三仙台島另一巨大集塊岩的小山頂下,本單位更形複雜,其乃陡坡上草本夾雜灌木的社會,或可稱之為「扭鞘香茅一桔梗蘭單位」,例如樣區41,其坡向W332°N,坡度約40°,海拔約20公尺,調查面積10×20平方公尺。植株約0.10.5公尺,最高植物約1公尺,覆蓋度約85%,以扭鞘香茅(44)最為優勢,桔梗蘭(33)次之,另如草海桐(23)、乾溝飄拂草(23)、細葉假黃鵪菜(23)、林投(22)、鵝鑾鼻蔓榕(21)、台灣海棗(12)、馬尼拉芝(13)、小馬唐(12)等,亦屬顯著,數量(11)者如雙花蟛蜞菊、日本前胡、傅氏鳳尾蕨等,數量(+‧1)者如小馬唐、雞屎藤、酢醬草、脈耳草、三點金等,其餘數量(+)者如臭娘子、萬年青、白花草、鍊莢豆等。
以上大致是三仙台地區的植物社會,其中,以「林投優勢社會」允稱全區的代表性植群,不過,其乃珊瑚礁岩石質土略平坦地的廣大面積植群,而由於火山集塊岩本質上為大巨岩島塊,所謂三仙台島山頂部位的指標物種,包括數量中等的台灣海棗(自陸域望向三仙台島上端,棕櫚科狀小樹即台灣海棗)、扭鞘香茅、桔梗蘭、刺裸實等。
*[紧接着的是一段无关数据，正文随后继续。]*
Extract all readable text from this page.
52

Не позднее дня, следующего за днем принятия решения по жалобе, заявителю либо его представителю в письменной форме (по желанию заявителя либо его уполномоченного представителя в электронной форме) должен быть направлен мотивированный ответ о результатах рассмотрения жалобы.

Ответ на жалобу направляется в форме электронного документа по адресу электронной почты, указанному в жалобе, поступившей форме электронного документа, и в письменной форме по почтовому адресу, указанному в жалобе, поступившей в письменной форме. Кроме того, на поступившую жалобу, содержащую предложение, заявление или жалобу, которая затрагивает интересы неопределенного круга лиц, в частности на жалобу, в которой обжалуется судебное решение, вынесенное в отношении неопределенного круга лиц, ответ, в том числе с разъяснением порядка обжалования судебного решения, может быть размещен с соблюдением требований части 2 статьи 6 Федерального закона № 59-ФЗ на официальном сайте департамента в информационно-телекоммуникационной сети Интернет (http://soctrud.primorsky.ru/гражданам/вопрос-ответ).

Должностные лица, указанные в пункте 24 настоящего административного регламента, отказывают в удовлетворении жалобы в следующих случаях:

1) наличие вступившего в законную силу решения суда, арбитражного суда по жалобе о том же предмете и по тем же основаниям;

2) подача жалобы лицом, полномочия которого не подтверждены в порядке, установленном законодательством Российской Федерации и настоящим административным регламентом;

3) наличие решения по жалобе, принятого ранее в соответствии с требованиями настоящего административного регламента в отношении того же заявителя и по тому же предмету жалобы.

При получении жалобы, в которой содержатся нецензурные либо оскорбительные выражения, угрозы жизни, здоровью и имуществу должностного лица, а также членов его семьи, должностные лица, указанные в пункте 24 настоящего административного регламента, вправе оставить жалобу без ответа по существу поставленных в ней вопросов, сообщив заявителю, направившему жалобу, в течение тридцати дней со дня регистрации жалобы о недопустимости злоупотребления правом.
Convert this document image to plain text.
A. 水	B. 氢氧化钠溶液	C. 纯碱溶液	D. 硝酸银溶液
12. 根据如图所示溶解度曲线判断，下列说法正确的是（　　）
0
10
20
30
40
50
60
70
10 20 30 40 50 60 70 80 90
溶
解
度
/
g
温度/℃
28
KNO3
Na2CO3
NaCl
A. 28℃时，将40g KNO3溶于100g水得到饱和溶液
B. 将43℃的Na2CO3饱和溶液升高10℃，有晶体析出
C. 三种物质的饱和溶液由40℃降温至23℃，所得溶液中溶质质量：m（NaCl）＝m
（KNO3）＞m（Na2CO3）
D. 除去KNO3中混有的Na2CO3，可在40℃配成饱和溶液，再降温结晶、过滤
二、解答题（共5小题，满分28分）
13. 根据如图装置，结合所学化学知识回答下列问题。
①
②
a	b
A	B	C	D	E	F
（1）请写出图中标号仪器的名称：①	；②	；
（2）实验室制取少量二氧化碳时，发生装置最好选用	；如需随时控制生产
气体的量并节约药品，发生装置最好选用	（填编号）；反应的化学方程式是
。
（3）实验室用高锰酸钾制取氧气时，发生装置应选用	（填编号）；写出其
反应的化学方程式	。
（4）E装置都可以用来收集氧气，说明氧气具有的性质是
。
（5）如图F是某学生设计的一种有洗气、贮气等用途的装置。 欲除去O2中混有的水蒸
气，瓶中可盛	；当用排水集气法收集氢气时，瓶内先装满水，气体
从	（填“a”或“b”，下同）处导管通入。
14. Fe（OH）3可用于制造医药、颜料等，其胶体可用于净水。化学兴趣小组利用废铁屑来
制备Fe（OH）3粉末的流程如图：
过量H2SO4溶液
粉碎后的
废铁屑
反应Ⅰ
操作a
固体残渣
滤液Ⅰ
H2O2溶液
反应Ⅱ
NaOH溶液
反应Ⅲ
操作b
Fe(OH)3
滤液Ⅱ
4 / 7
此一島嶼植物或以海漂而來的物種為大宗,但因距離三仙台半島甚近,風力傳播者亦眾,例如五節芒、海岸擬茀蕨、傅氏鳳尾蕨、扭鞘香茅、孟仁草、紫背草、突縮小毛蕨、兩耳草等等,而鳥類傳播者如榕樹、豬母乳、鵝鑾鼻蔓榕、島榕(白肉榕)、稜果榕、桔梗蘭、台灣海棗、刺裸實、椬梧、光果龍葵等等,又,八仙橋完工之後,隨釣客、遊客無意間攜帶入島者,如猩猩草、大花咸豐草等。